Ground hog day in lockdown. Dreams of Ellie Rowe, my dear friend who we lost when we were young, cling to the day.
At first today felt new and exciting; to be out among Saturday bustle but the coming home, back to where I’ve been all day, every day was like entering a fog. Seeing life, only makes me feel more aware of how much life has been taken away by the pandemic. And then this fog turned into feeling life being taken away in the more literal sense.
8th March, the monthly anniversary of Ellie Rowe’s death, arrives this year with International Women’s Day and I can’t help but wonder and mourn the woman who Ellie could have been. The discussions of intersectional feminism, American politics and climate change that would have taken place as we learned and grew. But, she stays forever at 18. Somewhere between maturity and naiveté. Stuck in a world that has yet to see so much.
Then I took to ‘It’s A Sin’, just to really hammer in that grief. The generation lost. The beautiful, joyful people not allowed to grow old and pass that on. An era of such change, music, freedom, dance and love. But also, an era of oppression and devastation.

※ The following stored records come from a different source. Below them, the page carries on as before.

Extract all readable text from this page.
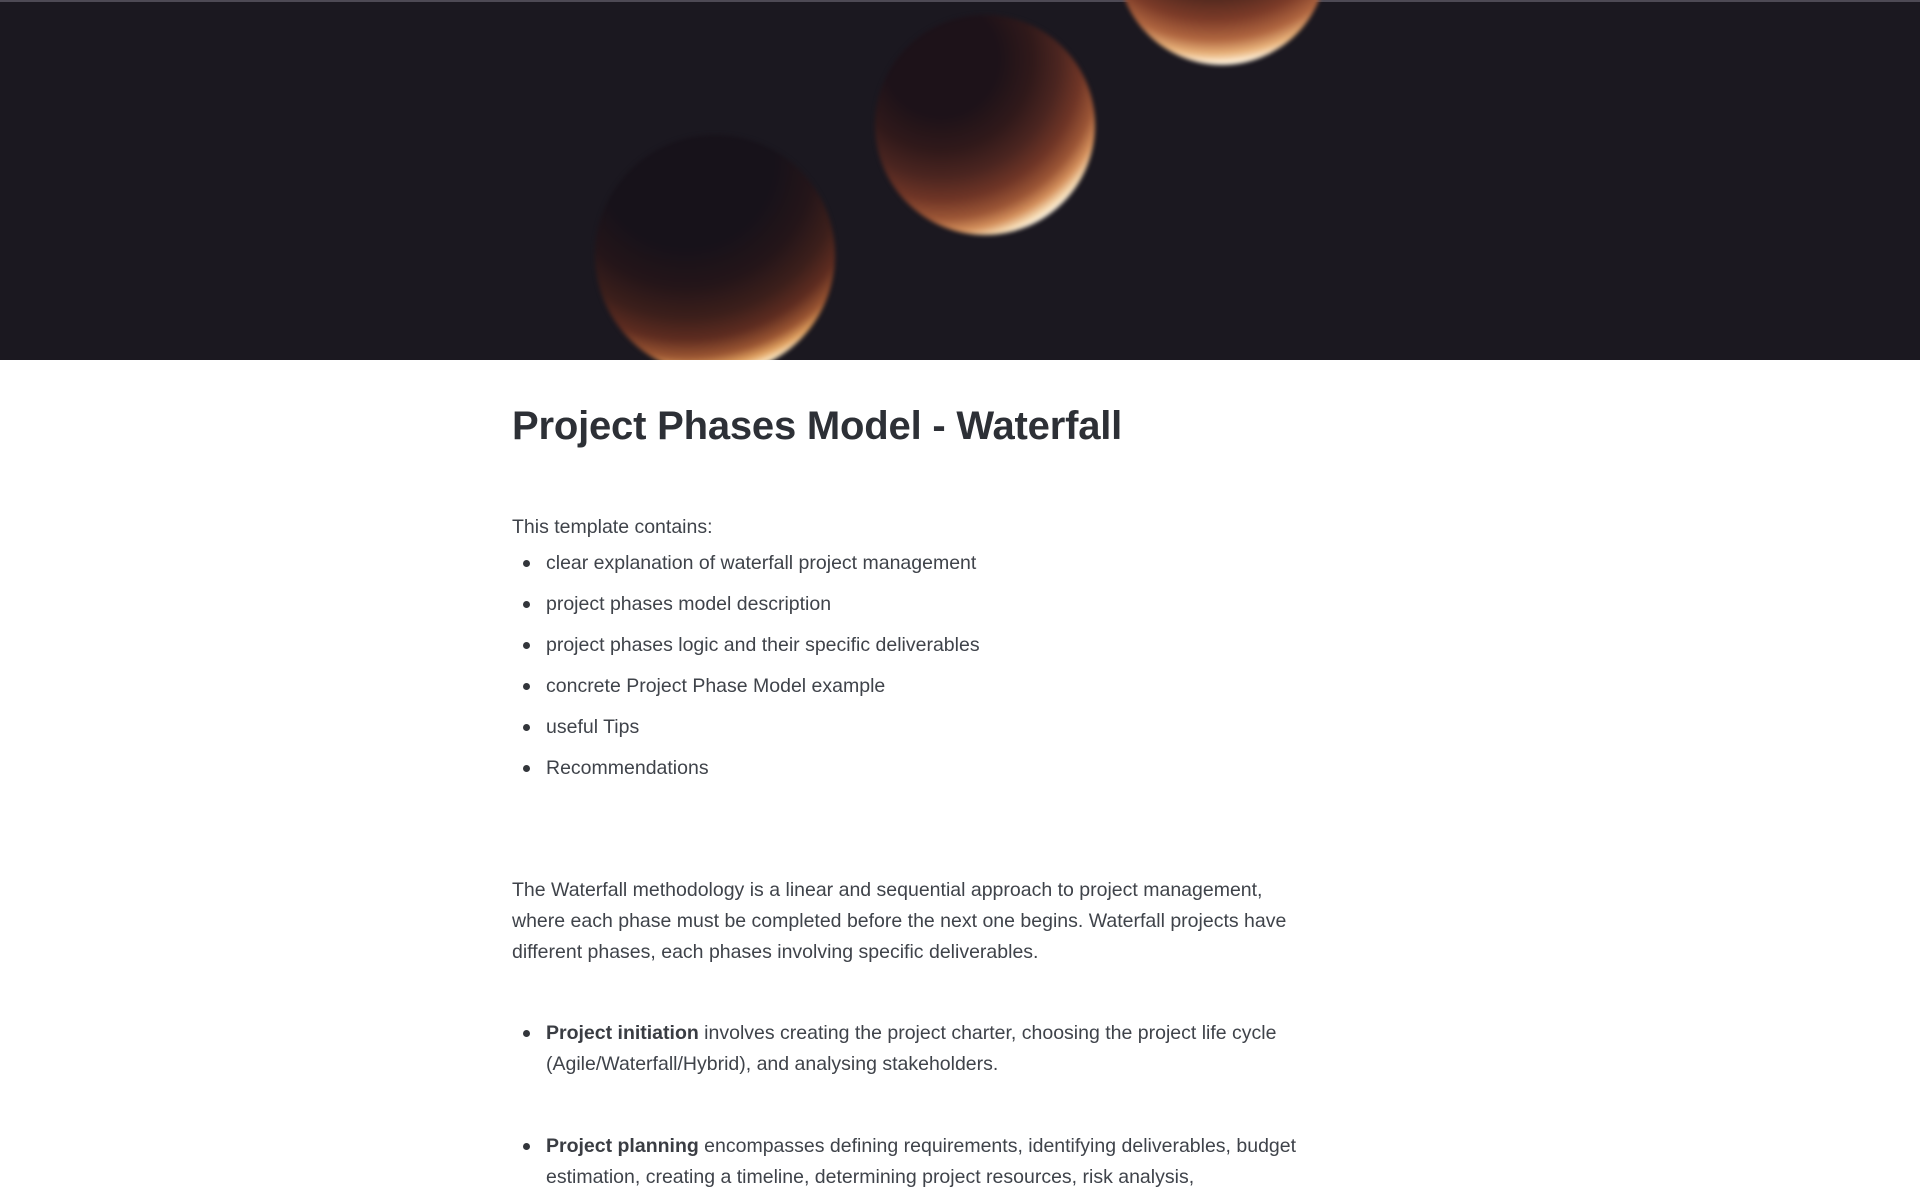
Project Phases Model - Waterfall
This template contains:
clear explanation of waterfall project management
project phases model description
project phases logic and their specific deliverables
concrete Project Phase Model example
useful Tips
Recommendations
The Waterfall methodology is a linear and sequential approach to project management,
where each phase must be completed before the next one begins. Waterfall projects have
different phases, each phases involving specific deliverables.
Project initiation involves creating the project charter, choosing the project life cycle
(Agile/Waterfall/Hybrid), and analysing stakeholders.
Project planning encompasses defining requirements, identifying deliverables, budget
estimation, creating a timeline, determining project resources, risk analysis,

Then I think to my own sexuality. How it’s grown and changed through the years. The fight against labels to only end up needing one more than I realised. The trauma I’ve received from men, begging the question how much that might be steering me towards women. I don’t really know the answers. But, I do know that I want to dance among queer fellows, feeling and spreading love. I’m yearning to reach and express my truest form. In whatever layered, mixed configuration that comes in.
Which leads to the initial fog. The dissatisfaction of being inside. The grief of losing time, the desperation to push beyond the boundaries. The love and the loss.